Tax Receivable Agreement Private Equity

Tax Receivable Agreement Private Equity: What You Need to Know

Private equity firms are always on the lookout for smart ways to minimize their tax liabilities. One strategy that has gained popularity in recent times is the use of tax receivable agreements (TRAs). In this article, we`ll discuss what TRAs are and how they work in the context of private equity transactions.

What is a Tax Receivable Agreement?

A TRA is a contractual agreement between a seller of a company and its new owner, usually a private equity firm. The agreement aims to allocate the future tax benefits associated with pre-transaction losses or net operating losses (NOLs) to the new owner.
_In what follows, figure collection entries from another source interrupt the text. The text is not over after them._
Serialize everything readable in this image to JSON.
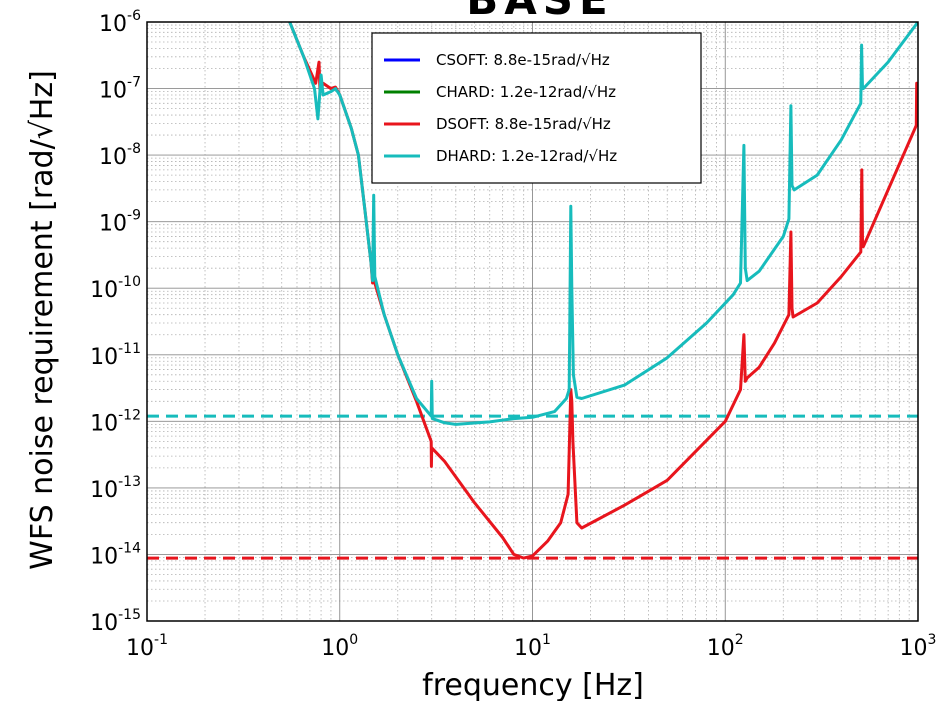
{
  "chart_data": {
    "type": "line",
    "title_fragment": "BASE",
    "xlabel": "frequency [Hz]",
    "ylabel": "WFS noise requirement [rad/√Hz]",
    "x_scale": "log",
    "y_scale": "log",
    "xlim": [
      0.1,
      1000
    ],
    "ylim": [
      1e-15,
      1e-06
    ],
    "grid": true,
    "legend_position": "top-center",
    "x_ticks": [
      {
        "value": 0.1,
        "base": "10",
        "exp": "-1"
      },
      {
        "value": 1,
        "base": "10",
        "exp": "0"
      },
      {
        "value": 10,
        "base": "10",
        "exp": "1"
      },
      {
        "value": 100,
        "base": "10",
        "exp": "2"
      },
      {
        "value": 1000,
        "base": "10",
        "exp": "3"
      }
    ],
    "y_ticks": [
      {
        "value": 1e-15,
        "base": "10",
        "exp": "-15"
      },
      {
        "value": 1e-14,
        "base": "10",
        "exp": "-14"
      },
      {
        "value": 1e-13,
        "base": "10",
        "exp": "-13"
      },
      {
        "value": 1e-12,
        "base": "10",
        "exp": "-12"
      },
      {
        "value": 1e-11,
        "base": "10",
        "exp": "-11"
      },
      {
        "value": 1e-10,
        "base": "10",
        "exp": "-10"
      },
      {
        "value": 1e-09,
        "base": "10",
        "exp": "-9"
      },
      {
        "value": 1e-08,
        "base": "10",
        "exp": "-8"
      },
      {
        "value": 1e-07,
        "base": "10",
        "exp": "-7"
      },
      {
        "value": 1e-06,
        "base": "10",
        "exp": "-6"
      }
    ],
    "legend": [
      {
        "name": "CSOFT",
        "label": "CSOFT: 8.8e-15rad/√Hz",
        "color": "#0000ff"
      },
      {
        "name": "CHARD",
        "label": "CHARD: 1.2e-12rad/√Hz",
        "color": "#008000"
      },
      {
        "name": "DSOFT",
        "label": "DSOFT: 8.8e-15rad/√Hz",
        "color": "#e8151d"
      },
      {
        "name": "DHARD",
        "label": "DHARD: 1.2e-12rad/√Hz",
        "color": "#17bcbc"
      }
    ],
    "series": [
      {
        "name": "DSOFT",
        "color": "#e8151d",
        "style": "solid",
        "points": [
          [
            0.55,
            1e-06
          ],
          [
            0.65,
            3e-07
          ],
          [
            0.75,
            1.2e-07
          ],
          [
            0.78,
            2.5e-07
          ],
          [
            0.79,
            9e-08
          ],
          [
            0.82,
            1.2e-07
          ],
          [
            0.9,
            1e-07
          ],
          [
            0.95,
            1.05e-07
          ],
          [
            1.0,
            8e-08
          ],
          [
            1.15,
            2.5e-08
          ],
          [
            1.25,
            1e-08
          ],
          [
            1.35,
            1.5e-09
          ],
          [
            1.45,
            2.5e-10
          ],
          [
            1.48,
            1.2e-10
          ],
          [
            1.5,
            1.6e-10
          ],
          [
            1.52,
            1.2e-10
          ],
          [
            1.7,
            4e-11
          ],
          [
            2.0,
            1e-11
          ],
          [
            2.5,
            2e-12
          ],
          [
            2.98,
            5e-13
          ],
          [
            2.99,
            2.1e-13
          ],
          [
            3.0,
            4e-13
          ],
          [
            3.5,
            2.5e-13
          ],
          [
            5,
            6e-14
          ],
          [
            7,
            1.8e-14
          ],
          [
            8,
            1e-14
          ],
          [
            9,
            8.8e-15
          ],
          [
            10,
            9.5e-15
          ],
          [
            12,
            1.6e-14
          ],
          [
            14,
            3e-14
          ],
          [
            15.3,
            8e-14
          ],
          [
            15.8,
            3e-12
          ],
          [
            16,
            2e-12
          ],
          [
            16.2,
            5e-13
          ],
          [
            17,
            3e-14
          ],
          [
            18,
            2.5e-14
          ],
          [
            30,
            5.5e-14
          ],
          [
            50,
            1.3e-13
          ],
          [
            70,
            3.5e-13
          ],
          [
            100,
            1e-12
          ],
          [
            120,
            3e-12
          ],
          [
            125,
            2e-11
          ],
          [
            127,
            4e-12
          ],
          [
            130,
            4.5e-12
          ],
          [
            150,
            6.5e-12
          ],
          [
            180,
            1.5e-11
          ],
          [
            214,
            4e-11
          ],
          [
            219,
            7e-10
          ],
          [
            222,
            5e-11
          ],
          [
            225,
            3.7e-11
          ],
          [
            300,
            6e-11
          ],
          [
            400,
            1.5e-10
          ],
          [
            505,
            3.5e-10
          ],
          [
            511,
            6e-09
          ],
          [
            515,
            5e-10
          ],
          [
            520,
            4.2e-10
          ],
          [
            700,
            3e-09
          ],
          [
            980,
            2.8e-08
          ],
          [
            985,
            1.2e-07
          ],
          [
            990,
            3e-08
          ],
          [
            1000,
            3e-08
          ]
        ]
      },
      {
        "name": "DHARD",
        "color": "#17bcbc",
        "style": "solid",
        "points": [
          [
            0.55,
            1e-06
          ],
          [
            0.65,
            3e-07
          ],
          [
            0.74,
            1e-07
          ],
          [
            0.77,
            3.5e-08
          ],
          [
            0.8,
            1.6e-07
          ],
          [
            0.82,
            8e-08
          ],
          [
            0.9,
            9e-08
          ],
          [
            0.95,
            1e-07
          ],
          [
            1.0,
            8e-08
          ],
          [
            1.15,
            2.5e-08
          ],
          [
            1.25,
            1e-08
          ],
          [
            1.35,
            1.5e-09
          ],
          [
            1.45,
            2.5e-10
          ],
          [
            1.48,
            1.3e-10
          ],
          [
            1.5,
            2.5e-09
          ],
          [
            1.52,
            1.5e-10
          ],
          [
            1.7,
            4e-11
          ],
          [
            2.0,
            1e-11
          ],
          [
            2.5,
            2.2e-12
          ],
          [
            2.98,
            1.2e-12
          ],
          [
            3.0,
            4e-12
          ],
          [
            3.02,
            1.1e-12
          ],
          [
            3.5,
            9.5e-13
          ],
          [
            4,
            9e-13
          ],
          [
            6,
            9.8e-13
          ],
          [
            8,
            1.1e-12
          ],
          [
            10,
            1.15e-12
          ],
          [
            13,
            1.4e-12
          ],
          [
            15,
            2.2e-12
          ],
          [
            15.5,
            3e-12
          ],
          [
            15.8,
            1.7e-09
          ],
          [
            16.0,
            1e-10
          ],
          [
            16.3,
            5e-12
          ],
          [
            17,
            2.3e-12
          ],
          [
            18,
            2.2e-12
          ],
          [
            30,
            3.5e-12
          ],
          [
            50,
            9e-12
          ],
          [
            80,
            3e-11
          ],
          [
            110,
            8e-11
          ],
          [
            120,
            1.2e-10
          ],
          [
            125,
            1.4e-08
          ],
          [
            127,
            2e-10
          ],
          [
            130,
            1.3e-10
          ],
          [
            150,
            1.8e-10
          ],
          [
            200,
            6e-10
          ],
          [
            214,
            1.1e-09
          ],
          [
            219,
            5.5e-08
          ],
          [
            222,
            3.5e-09
          ],
          [
            228,
            3e-09
          ],
          [
            300,
            5e-09
          ],
          [
            400,
            1.7e-08
          ],
          [
            505,
            6e-08
          ],
          [
            510,
            4.5e-07
          ],
          [
            515,
            1e-07
          ],
          [
            520,
            1e-07
          ],
          [
            700,
            2.5e-07
          ],
          [
            1000,
            1e-06
          ]
        ]
      },
      {
        "name": "DSOFT-requirement",
        "color": "#e8151d",
        "style": "dashed",
        "points": [
          [
            0.1,
            8.8e-15
          ],
          [
            1000,
            8.8e-15
          ]
        ]
      },
      {
        "name": "DHARD-requirement",
        "color": "#17bcbc",
        "style": "dashed",
        "points": [
          [
            0.1,
            1.2e-12
          ],
          [
            1000,
            1.2e-12
          ]
        ]
      }
    ]
  }
}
When a business has NOLs, it means that it has accumulated tax losses that can be used to offset future taxable income.

How Does a TRA Work?

In a private equity transaction, the buyer acquires a company that has NOLs, which can be used to lower its future tax bills. The seller enters into a TRA with the buyer, where the buyer agrees to pay the seller a proportion of the tax savings generated from the use of NOLs. The TRA usually has a term of approximately 15-20 years.

For example, let`s say that a private equity firm acquires a company with $100 million in NOLs. If the buyer generates $50 million in taxable income over the next ten years, the NOLs can be used to offset that income and reduce the buyer`s tax bill. The TRA would then specify that the buyer pays a percentage, say 85%, of the tax savings to the seller over the next 15-20 years.

Why Do Private Equity Firms Use TRAs?

TRAs provide private equity firms with several benefits:

1. Reduced Tax Liability – TRAs allow private equity investors to reduce their tax liabilities by offsetting future taxable income with pre-transaction losses.

2. Increased Purchase Price – By using TRAs, private equity firms can often increase the purchase price of a company by up to 25%, resulting in a higher return on investment (ROI).

3. Improved Deal Terms – With TRAs in place, private equity firms can negotiate better deal terms with sellers who might otherwise be unwilling to sell for less than what they consider fair value.

4. Greater Efficiency – TRAs allow private equity firms to focus on acquiring companies with significant NOLs, as they can use the NOLs to offset future tax liabilities to enhance the return of investment.

Conclusion

TRAs have become an increasingly popular strategy for private equity firms looking to minimize their tax liabilities, increase purchase price, and improve deal terms. While TRAs can be complicated agreements, their benefits make them worthwhile for many private equity firms. If you are considering a private equity transaction, it`s important to work with experienced tax advisors and legal professionals to ensure that you structure the agreement to meet your specific needs.